In the country I grew up in, a bill became a law just the way the little chart in the civics text showed it did. We knew of lobbyists, but we also knew their impact was countered in the minds and hearts of our lawmakers by their solemn commitment to the people who had elected them.
Those legislators also knew that they they had been elected to serve all the people living in their state or district, not just the interests of those who’d voted for them. Those who had not voted for them did not lose access to them just because of their vote. And anyway, who really knew how anyone had voted in the privacy of the voting booth? You might even win over someone who disagreed with you if you showed real interest in and respect for them. It was how our government worked in the country I grew up in.

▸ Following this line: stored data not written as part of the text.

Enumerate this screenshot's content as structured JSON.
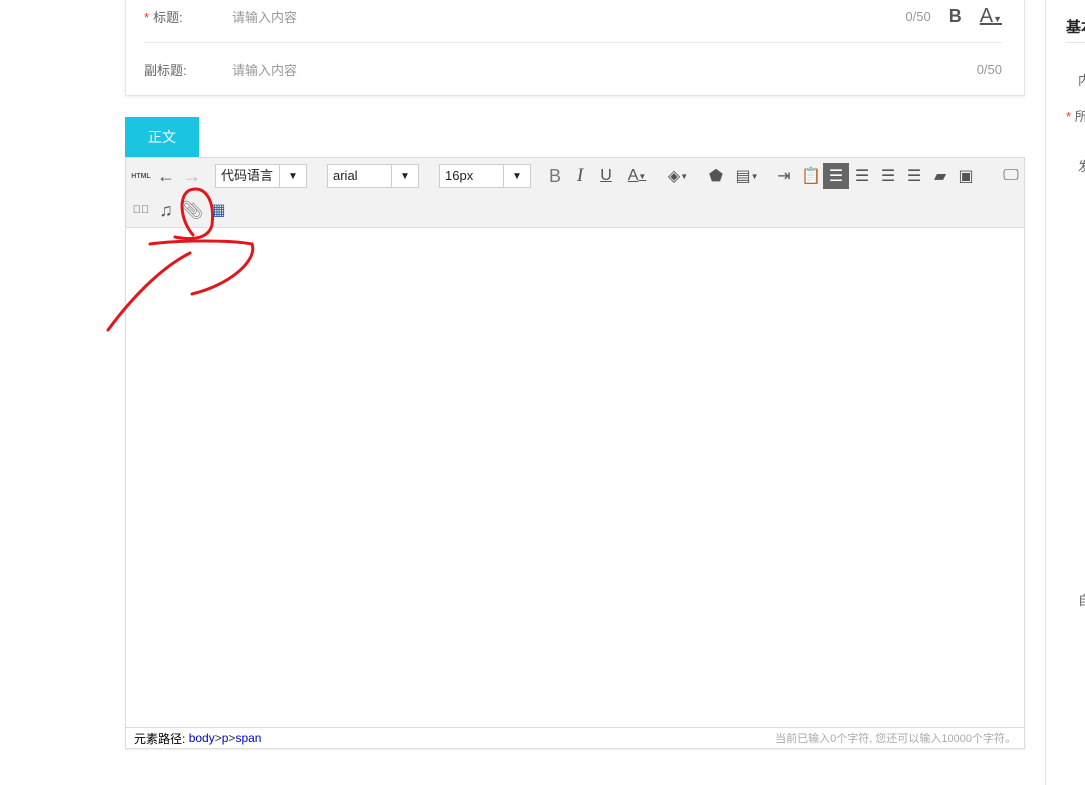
{
  "form": {
    "title_label": "标题:",
    "title_placeholder": "请输入内容",
    "title_count": "0/50",
    "subtitle_label": "副标题:",
    "subtitle_placeholder": "请输入内容",
    "subtitle_count": "0/50",
    "required_mark": "*",
    "bold": "B",
    "font_color": "A"
  },
  "tab": "正文",
  "toolbar": {
    "html": "HTML",
    "code_lang": "代码语言",
    "font": "arial",
    "size": "16px"
  },
  "status": {
    "path_label": "元素路径:",
    "path": [
      "body",
      "p",
      "span"
    ],
    "sep": " > ",
    "count": "当前已输入0个字符, 您还可以输入10000个字符。"
  },
  "side": {
    "heading": "基本",
    "items": [
      "内",
      "所",
      "发",
      "自"
    ]
  },
  "colors": {
    "accent": "#1bc4e0",
    "annotation": "#e0181b"
  }
}
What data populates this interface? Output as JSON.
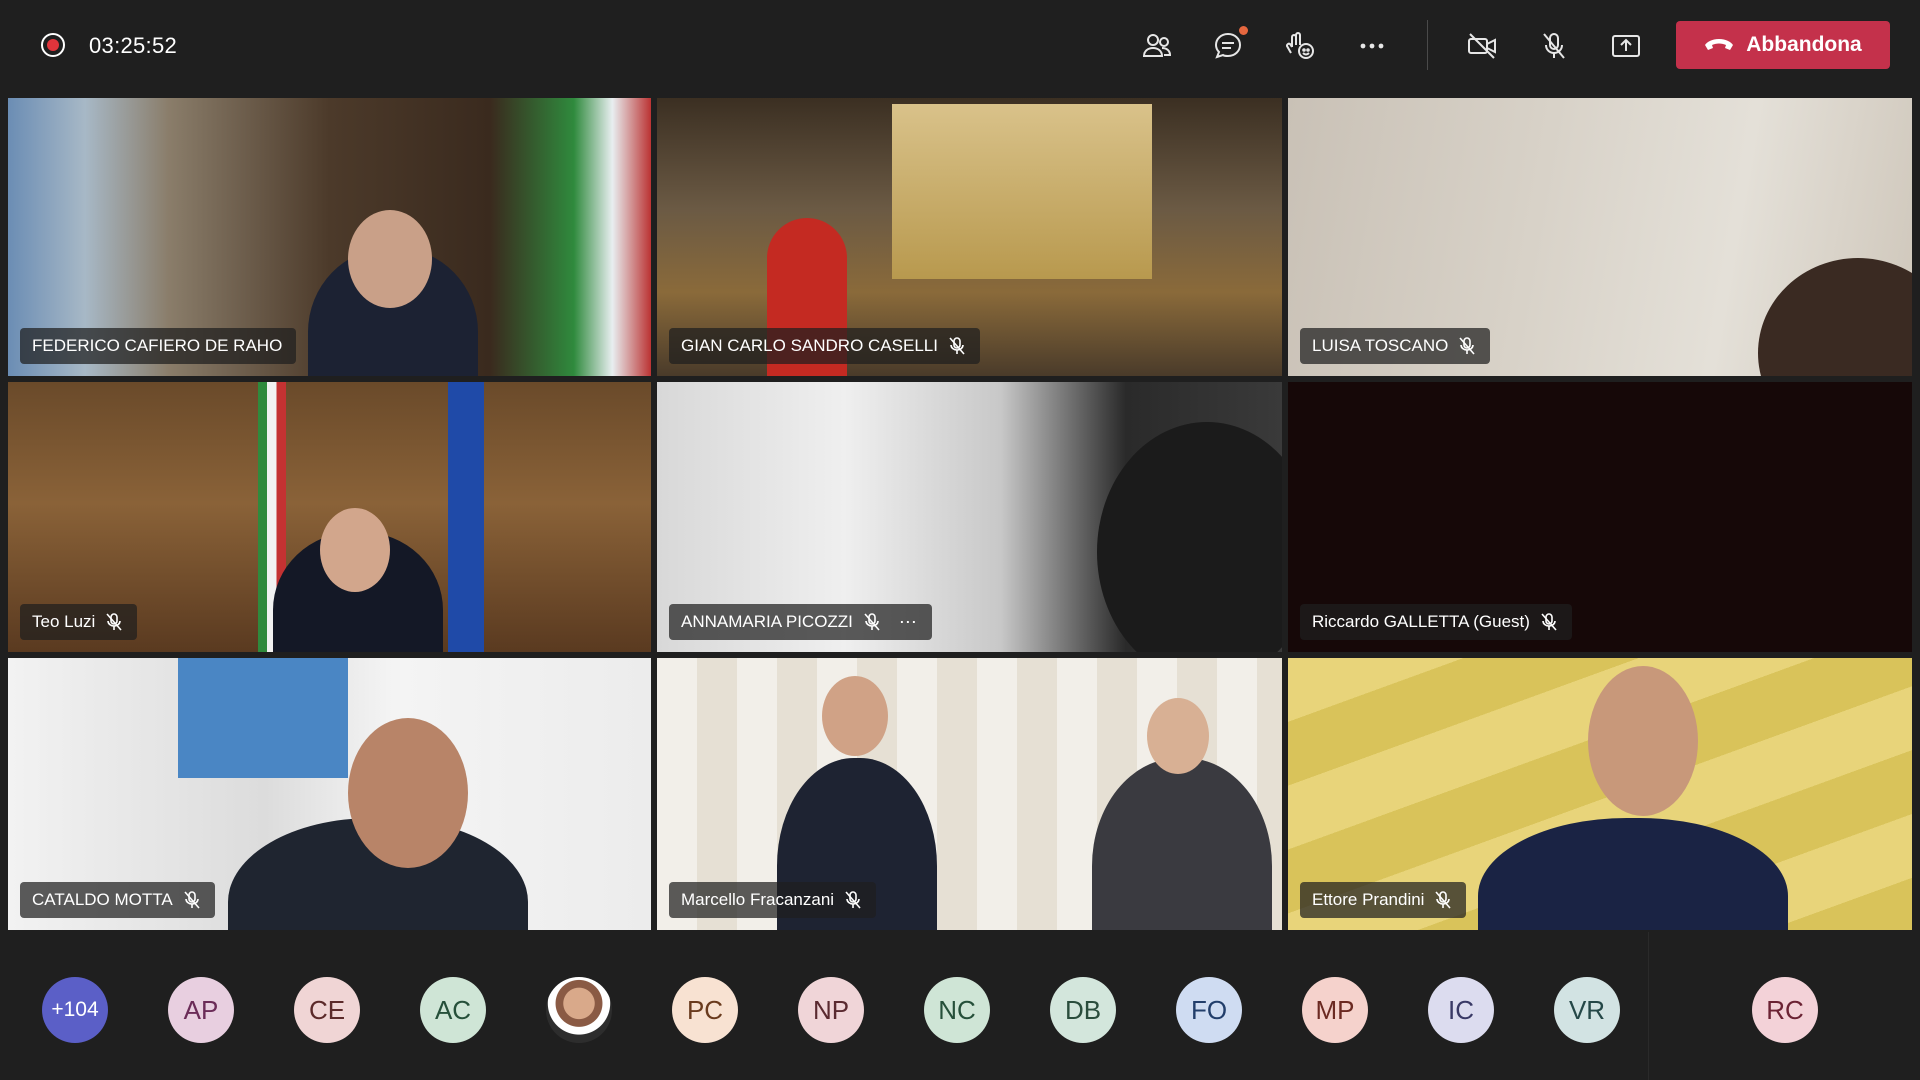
{
  "meeting": {
    "timer": "03:25:52",
    "leave_label": "Abbandona"
  },
  "toolbar": {
    "icons": [
      "record-icon",
      "participants-icon",
      "chat-icon",
      "reactions-icon",
      "more-icon",
      "camera-off-icon",
      "mic-off-icon",
      "share-icon",
      "hang-up-icon"
    ],
    "leave_color": "#c4314b"
  },
  "tiles": [
    {
      "name": "FEDERICO CAFIERO DE RAHO",
      "muted": false
    },
    {
      "name": "GIAN CARLO SANDRO CASELLI",
      "muted": true
    },
    {
      "name": "LUISA TOSCANO",
      "muted": true
    },
    {
      "name": "Teo Luzi",
      "muted": true
    },
    {
      "name": "ANNAMARIA PICOZZI",
      "muted": true,
      "more": "⋯"
    },
    {
      "name": "Riccardo GALLETTA (Guest)",
      "muted": true
    },
    {
      "name": "CATALDO MOTTA",
      "muted": true
    },
    {
      "name": "Marcello Fracanzani",
      "muted": true
    },
    {
      "name": "Ettore Prandini",
      "muted": true
    }
  ],
  "roster": [
    {
      "initials": "+104",
      "bg": "#5b5fc7",
      "fg": "#ffffff"
    },
    {
      "initials": "AP",
      "bg": "#e8cfe0",
      "fg": "#6b2c58"
    },
    {
      "initials": "CE",
      "bg": "#f0d5d5",
      "fg": "#5c2a2a"
    },
    {
      "initials": "AC",
      "bg": "#cfe5d6",
      "fg": "#26503a"
    },
    {
      "initials": "",
      "bg": "#888888",
      "fg": "#ffffff"
    },
    {
      "initials": "PC",
      "bg": "#f8e2d2",
      "fg": "#6a3b1e"
    },
    {
      "initials": "NP",
      "bg": "#f0d5d8",
      "fg": "#5a2a30"
    },
    {
      "initials": "NC",
      "bg": "#cfe5d6",
      "fg": "#26503a"
    },
    {
      "initials": "DB",
      "bg": "#d3e6dc",
      "fg": "#2a4d3c"
    },
    {
      "initials": "FO",
      "bg": "#cfdcf2",
      "fg": "#223e6b"
    },
    {
      "initials": "MP",
      "bg": "#f5d2cc",
      "fg": "#6b2a22"
    },
    {
      "initials": "IC",
      "bg": "#dcdcef",
      "fg": "#3a3a66"
    },
    {
      "initials": "VR",
      "bg": "#d2e3e3",
      "fg": "#254848"
    },
    {
      "initials": "RC",
      "bg": "#f3d2d8",
      "fg": "#6b2334"
    }
  ]
}
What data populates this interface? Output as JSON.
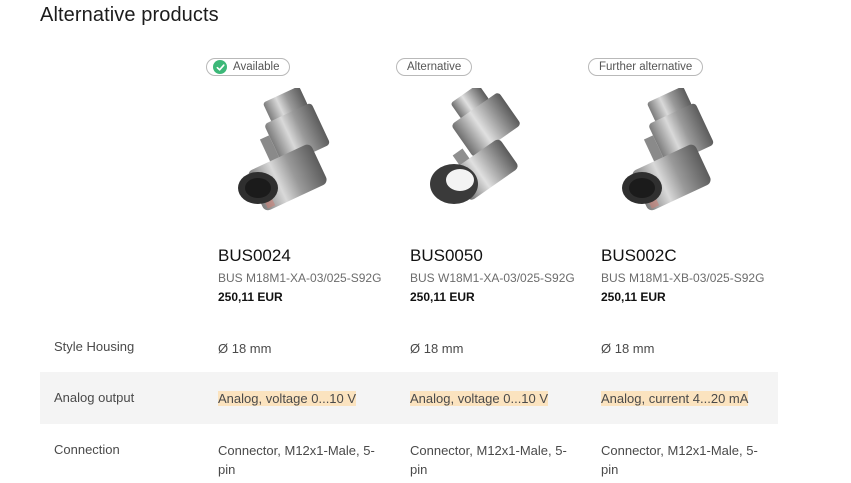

I could write more, but I hope by now my point is clear: the country I grew up in is far different from the country I am living in 65 years later. We are much inclined to isolationism, to taking care of ourselves first and last, to communicating only with those who agree with us anyway, to serving party interest over national interest. A sizable number of us hope to entrust our nation’s future to a man who is openly disdainful of democracy itself, who wants the United States to rule the world through fear and threat, not lead the world as first among equals. Our ideals are largely in ruins for many, hammered from both the right and the left. We seem to be in survival mode, terrorized by the very hopes and ideals that helped us become who we are.
Six decades of living from west coast to east and since 1989 back to the middle again have taught me I will never again see my country through the mid-20th century rural Iowa eyes I grew up with. At the same time, I can never see my country without some influence by those youthful lenses. They’re still in my head somewhere.
The country I grew up, imperfect as it was, is being replaced by something far worse: a country that is tense, driven by fears, unsure of itself and its democracy, and cynical about ideals that hold promise for all.
Can we somehow get back to a wiser version of what we were in the country I grew up in? I sincerely believe we can if we are willing to try to renew our mutual trust and work together at it.